The Year 3 pupils loved having Helena come and help with their 'soft start' on Tuesday morning. The children enjoyed working with her on Maths games, phonics challenges, board games, and card games. They are already looking forward to having Helena visit again next week!
Plenty of Puppets
PLENTY OF PUPPETS | Year 2 have been making spoon puppets in their Art lessons this week. They used wool and scraps of fabric to create their own individual and characterful puppet, and then had great fun using them in the puppet theatre to tell their own stories.
Year 4P performed a shadow puppet show to Years 1 and 2 this week in St Katharines Hall. This was the culmination of several weeks' work as part of their Unit of Inquiry on Light. Before the half-term holiday, the children worked hard on retelling traditional tales. They chose the tales of the Chinese Zodiac and Jack and the Beanstalk to retell and perform using shadow puppets. The children worked hard to prepare their performances with Mrs Stewart during their Drama lessons. James, Paula and Ishbel were amazing narrators, whilst the rest of the class displayed superb organisational skills as the puppeteers.
The pupils are already looking forward to the Clydebuilt Puppet performance and workshop next week!
PERFECT PANCAKES | Year 2 enjoyed making pancakes on Shrove Tuesday. They measured out the flour, baking powder, sugar, eggs, and milk using electronic scales, whisked the ingredients together, and then even had a go at flipping them as well. After that, they enjoyed eating their delicious creations!
GREEN-FINGERED GARDENERS | There was some beautiful sunshine this week, and so a number of the children spent their lunch break gardening. They weeded the flower border, pruned the palm tree, did some digging in the polytunnel, and started preparing a potato bed. They then indulged in a spot of sunbathing to recover!
COUNTING COINS | This week, Year 3 have been pretending that they are old-fashioned bankers and learned the value of different coins. They have counted money, exchanged money, made money, and used money practically - no contactless payment in the Year 3 classroom!

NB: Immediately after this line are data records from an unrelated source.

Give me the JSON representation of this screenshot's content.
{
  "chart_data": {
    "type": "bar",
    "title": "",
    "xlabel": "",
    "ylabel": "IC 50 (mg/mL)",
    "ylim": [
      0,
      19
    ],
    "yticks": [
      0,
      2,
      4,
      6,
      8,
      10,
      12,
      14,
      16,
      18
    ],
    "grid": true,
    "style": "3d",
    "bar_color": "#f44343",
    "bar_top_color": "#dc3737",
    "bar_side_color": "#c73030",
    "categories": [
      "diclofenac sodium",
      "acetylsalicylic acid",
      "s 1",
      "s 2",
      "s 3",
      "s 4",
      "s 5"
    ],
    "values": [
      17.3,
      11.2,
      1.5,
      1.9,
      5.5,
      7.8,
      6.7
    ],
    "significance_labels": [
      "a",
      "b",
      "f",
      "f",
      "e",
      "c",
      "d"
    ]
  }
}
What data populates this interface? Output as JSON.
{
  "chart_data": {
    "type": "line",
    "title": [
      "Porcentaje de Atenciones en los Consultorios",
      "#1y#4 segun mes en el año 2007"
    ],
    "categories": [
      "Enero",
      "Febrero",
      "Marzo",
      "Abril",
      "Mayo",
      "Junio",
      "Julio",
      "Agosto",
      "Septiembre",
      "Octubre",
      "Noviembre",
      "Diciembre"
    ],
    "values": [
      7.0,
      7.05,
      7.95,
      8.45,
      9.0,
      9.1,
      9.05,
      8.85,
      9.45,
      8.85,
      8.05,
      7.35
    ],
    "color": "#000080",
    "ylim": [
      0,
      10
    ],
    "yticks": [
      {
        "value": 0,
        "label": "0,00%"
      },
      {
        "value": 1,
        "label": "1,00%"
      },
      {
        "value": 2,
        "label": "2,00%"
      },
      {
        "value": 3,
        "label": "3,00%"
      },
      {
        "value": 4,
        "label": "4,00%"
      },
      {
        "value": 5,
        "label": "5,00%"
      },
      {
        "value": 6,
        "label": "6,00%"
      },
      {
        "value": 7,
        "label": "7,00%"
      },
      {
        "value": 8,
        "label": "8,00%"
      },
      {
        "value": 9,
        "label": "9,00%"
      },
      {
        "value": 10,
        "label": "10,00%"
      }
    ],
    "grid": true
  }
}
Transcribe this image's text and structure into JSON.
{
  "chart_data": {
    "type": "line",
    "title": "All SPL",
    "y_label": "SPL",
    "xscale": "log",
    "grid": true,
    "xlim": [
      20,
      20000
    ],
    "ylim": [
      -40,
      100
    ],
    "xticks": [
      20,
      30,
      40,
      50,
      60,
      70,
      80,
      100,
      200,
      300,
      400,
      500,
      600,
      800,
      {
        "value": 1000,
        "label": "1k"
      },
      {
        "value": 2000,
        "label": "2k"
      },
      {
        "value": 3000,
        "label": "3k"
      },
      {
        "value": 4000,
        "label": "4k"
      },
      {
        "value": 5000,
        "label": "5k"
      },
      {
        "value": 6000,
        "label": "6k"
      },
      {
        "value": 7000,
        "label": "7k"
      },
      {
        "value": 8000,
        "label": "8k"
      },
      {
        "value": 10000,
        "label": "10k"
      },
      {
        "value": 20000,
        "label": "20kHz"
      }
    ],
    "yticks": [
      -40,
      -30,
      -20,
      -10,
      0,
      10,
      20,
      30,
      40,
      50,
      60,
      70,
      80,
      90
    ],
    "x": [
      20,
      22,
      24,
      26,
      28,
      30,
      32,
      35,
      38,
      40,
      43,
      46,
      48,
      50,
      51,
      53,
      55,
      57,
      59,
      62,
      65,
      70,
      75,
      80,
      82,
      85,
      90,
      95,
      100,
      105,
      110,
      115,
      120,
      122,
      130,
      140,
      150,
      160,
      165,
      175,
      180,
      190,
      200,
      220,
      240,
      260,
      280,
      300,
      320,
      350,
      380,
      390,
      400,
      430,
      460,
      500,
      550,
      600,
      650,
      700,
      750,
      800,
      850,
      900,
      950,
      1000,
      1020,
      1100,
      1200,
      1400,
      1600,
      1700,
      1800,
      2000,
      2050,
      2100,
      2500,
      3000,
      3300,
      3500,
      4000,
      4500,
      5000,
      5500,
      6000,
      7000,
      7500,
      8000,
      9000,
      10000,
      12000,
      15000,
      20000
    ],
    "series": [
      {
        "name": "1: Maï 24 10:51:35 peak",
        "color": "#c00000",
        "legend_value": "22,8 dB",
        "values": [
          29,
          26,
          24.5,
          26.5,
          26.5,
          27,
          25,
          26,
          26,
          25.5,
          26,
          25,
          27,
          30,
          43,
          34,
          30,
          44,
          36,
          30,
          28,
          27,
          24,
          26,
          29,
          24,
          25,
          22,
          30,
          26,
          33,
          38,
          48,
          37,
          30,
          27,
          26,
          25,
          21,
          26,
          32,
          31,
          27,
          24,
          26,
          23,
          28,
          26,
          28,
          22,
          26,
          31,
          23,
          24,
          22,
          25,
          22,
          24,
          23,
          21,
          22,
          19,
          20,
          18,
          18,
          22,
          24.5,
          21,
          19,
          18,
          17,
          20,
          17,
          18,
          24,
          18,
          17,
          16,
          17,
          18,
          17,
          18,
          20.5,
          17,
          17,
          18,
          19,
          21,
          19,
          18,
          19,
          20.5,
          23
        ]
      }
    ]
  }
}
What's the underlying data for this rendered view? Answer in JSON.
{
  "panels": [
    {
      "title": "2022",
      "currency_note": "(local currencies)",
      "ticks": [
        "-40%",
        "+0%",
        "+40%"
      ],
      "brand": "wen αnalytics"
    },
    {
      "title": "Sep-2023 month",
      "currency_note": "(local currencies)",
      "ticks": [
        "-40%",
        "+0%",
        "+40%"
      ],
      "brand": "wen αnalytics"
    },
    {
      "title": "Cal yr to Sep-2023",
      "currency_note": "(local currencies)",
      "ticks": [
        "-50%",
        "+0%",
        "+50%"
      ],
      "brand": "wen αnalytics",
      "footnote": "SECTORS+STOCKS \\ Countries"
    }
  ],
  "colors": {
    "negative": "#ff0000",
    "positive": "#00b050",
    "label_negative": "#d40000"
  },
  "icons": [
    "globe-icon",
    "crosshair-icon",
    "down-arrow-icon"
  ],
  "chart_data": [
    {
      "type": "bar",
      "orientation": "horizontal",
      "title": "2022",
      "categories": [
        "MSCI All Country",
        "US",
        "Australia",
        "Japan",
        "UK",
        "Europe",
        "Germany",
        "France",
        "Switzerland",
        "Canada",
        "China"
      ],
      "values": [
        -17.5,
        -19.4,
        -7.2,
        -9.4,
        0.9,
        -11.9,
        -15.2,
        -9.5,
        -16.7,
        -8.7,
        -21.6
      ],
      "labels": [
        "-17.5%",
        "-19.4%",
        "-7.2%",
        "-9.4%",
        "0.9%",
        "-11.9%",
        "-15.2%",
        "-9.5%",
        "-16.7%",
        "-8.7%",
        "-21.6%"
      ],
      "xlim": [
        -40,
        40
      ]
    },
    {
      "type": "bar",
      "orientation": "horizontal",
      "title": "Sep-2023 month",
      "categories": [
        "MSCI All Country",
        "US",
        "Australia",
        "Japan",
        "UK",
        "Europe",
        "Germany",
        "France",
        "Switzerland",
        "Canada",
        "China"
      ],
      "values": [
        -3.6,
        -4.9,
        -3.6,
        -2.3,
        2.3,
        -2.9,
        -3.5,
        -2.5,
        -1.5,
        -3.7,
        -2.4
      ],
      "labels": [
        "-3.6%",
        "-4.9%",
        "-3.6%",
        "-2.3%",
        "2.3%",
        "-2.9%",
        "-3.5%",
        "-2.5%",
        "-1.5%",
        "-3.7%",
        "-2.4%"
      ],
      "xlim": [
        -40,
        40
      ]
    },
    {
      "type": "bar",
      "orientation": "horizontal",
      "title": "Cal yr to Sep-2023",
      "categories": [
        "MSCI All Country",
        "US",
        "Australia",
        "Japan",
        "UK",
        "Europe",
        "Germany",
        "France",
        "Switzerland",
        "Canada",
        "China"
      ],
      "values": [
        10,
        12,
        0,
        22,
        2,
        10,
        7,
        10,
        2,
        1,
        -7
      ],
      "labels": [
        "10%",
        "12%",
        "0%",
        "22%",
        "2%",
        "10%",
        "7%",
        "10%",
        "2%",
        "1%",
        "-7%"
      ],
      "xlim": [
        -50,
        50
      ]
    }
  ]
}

FRIENDSHIP BENCH | The Peer Listening team met this week for further training, and to hand over the duty lanyards to other team members. A friendship bench was proposed and discussed, and Miss Fisher soon put some of the team to work repainting the Years 1-3 friendship bench. We are hoping to have something similar in place for Years 4-7 by the Summer Term.
ALTERNATIVE VIEWPOINTS | This week, Year 1 have continued with their Inquiry into the story of the Three Little Pigs and building materials by investigating 3D shapes. The Fairyland Police have had a tough time hunting for two potentially destructive criminals (the Big Bad Wolf and, the lesser known but equally threatening, Big Bad Pig) whilst to parchitects have been investigating alternative housing solutions to keep the Fairyland residents safe. There have been some fascinating conversations and the pupils have been learning to examine situations from alternative viewpoints. For example, they have been considering how they could help Pig 3 to build the strongest house possible and questioned whether the Wolf was the 'bad guy' that he seems to be on first reading of the story. Keep up the good work, Year 1!
HISTORICAL CONNECTIONS | This week, Year 4 have been finding out about the key events in the life of Mary, Queen of Scots who is said to have visited St Andrews three times between 1650 and 1565. The room in which the monarch stayed forms part of Queen Mary's Library here at St Leonards, with many of the original features on display! Year 4 were tasked with putting sequence cards in order, and then discussing each life event. After that, they made connections with how we live today. Great work, Year 4!
Sport in the Sunshine
SPORT IN THE SUNSHINE | The boys and girls enjoyed various fixtures in the sunshine this week.